O jovem estudante, de 24 anos, lembrou ainda que uma das últimas intervenções políticas públicas de Sampaio foi precisamente "a intenção de trazer mais jovens afegãos para as universidades portuguesas, o que mostra o seu empenho para possibilitar um mundo melhor para a nossa geração".
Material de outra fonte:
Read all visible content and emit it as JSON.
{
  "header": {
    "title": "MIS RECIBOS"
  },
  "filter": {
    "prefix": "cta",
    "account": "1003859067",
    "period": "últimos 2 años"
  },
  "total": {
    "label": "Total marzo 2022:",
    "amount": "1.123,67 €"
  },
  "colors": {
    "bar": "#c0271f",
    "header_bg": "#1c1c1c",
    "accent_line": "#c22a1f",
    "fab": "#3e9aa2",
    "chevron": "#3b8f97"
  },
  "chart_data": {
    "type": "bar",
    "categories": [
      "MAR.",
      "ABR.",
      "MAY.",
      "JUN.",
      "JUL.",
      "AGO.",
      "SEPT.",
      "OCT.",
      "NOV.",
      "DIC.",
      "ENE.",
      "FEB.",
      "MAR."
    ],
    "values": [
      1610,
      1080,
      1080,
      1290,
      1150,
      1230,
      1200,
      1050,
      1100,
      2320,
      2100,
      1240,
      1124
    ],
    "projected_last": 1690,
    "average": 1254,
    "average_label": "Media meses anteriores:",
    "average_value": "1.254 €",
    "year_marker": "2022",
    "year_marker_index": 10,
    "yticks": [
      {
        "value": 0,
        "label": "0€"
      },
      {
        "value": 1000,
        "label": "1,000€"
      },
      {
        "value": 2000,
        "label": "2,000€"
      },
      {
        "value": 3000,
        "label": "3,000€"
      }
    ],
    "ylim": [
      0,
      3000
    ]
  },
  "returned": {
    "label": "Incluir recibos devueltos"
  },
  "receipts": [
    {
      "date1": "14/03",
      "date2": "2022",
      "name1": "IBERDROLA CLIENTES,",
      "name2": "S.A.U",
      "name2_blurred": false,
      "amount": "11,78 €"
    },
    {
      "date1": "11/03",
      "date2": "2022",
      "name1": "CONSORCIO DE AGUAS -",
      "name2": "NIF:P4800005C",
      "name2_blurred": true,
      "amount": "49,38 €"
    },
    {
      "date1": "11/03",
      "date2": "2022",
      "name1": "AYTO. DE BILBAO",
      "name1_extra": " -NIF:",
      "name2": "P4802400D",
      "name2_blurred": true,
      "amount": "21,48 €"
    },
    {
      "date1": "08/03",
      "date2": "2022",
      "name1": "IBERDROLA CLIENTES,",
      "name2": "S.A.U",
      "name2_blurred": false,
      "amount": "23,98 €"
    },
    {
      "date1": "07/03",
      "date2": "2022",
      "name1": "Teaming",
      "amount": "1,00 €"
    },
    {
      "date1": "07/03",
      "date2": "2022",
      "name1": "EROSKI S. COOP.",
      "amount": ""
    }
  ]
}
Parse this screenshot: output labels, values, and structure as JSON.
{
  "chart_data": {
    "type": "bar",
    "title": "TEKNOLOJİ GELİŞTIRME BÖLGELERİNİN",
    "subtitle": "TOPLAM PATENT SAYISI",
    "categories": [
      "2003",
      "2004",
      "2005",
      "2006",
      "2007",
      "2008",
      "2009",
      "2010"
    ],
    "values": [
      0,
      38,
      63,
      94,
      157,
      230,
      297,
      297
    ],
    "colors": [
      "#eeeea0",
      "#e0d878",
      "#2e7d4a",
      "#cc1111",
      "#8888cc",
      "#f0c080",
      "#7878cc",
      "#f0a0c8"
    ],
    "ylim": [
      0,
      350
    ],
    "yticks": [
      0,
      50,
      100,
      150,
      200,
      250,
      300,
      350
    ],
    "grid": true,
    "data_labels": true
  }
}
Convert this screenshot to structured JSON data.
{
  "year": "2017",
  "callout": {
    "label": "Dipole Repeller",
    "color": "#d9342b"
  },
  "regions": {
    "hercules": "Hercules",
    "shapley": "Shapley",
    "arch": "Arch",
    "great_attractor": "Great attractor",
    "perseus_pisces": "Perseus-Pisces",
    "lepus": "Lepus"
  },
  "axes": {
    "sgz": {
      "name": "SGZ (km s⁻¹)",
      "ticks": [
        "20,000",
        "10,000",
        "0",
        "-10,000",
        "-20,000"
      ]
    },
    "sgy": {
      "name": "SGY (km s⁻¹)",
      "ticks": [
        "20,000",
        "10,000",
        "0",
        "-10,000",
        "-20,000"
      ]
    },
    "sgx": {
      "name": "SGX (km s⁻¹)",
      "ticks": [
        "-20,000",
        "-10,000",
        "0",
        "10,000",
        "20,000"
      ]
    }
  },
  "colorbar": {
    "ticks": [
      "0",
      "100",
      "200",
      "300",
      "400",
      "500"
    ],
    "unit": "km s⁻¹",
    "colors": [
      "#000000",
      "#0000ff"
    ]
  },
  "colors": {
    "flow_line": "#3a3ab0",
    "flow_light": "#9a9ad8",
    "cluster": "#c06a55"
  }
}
Tiago Girão, estudante da Universidade Nova de Lisboa, partilhava o mesmo sentimento. "Como estudante agradeço muito a liberdade que eu e outros estudantes temos e a luta de Sampaio por um acesso mais justo e igualitário ao ensino", partilhou emocionado.

No meio das dezenas de pessoas que aplaudiam à entrada do cemitério, eram visíveis cravos vermelhos. E uma rosa. Maria Rodrigues fez mesmo questão de levar as duas flores, como símbolos do Partido Socialista e do 25 de Abril, e de as colocar junto ao jazigo de Sampaio.

"Vim aqui porque tenho uma grande dívida com ele. Quando foi o 25 de Abril tinha 14 anos e comecei a admirar este e outros homens de Abril. Foi um estadista, um homem bom e um grande cidadão do mundo. Teve a coragem de pegar nos refugiados, quando várias pessoas criam problemas com a vinda deles, trazê-los para Portugal e fazer com que estudassem, que é o maior bem que se pode dar a uma pessoa", resumiu emocionada.

Junto ao jazigo meia dúzia de pessoas anónimas procuravam um momento de silêncio, mais reservado, para o último adeus. "A ideia é prolongar um pouco a despedida", partilhou Diana Barbosa, 43 anos.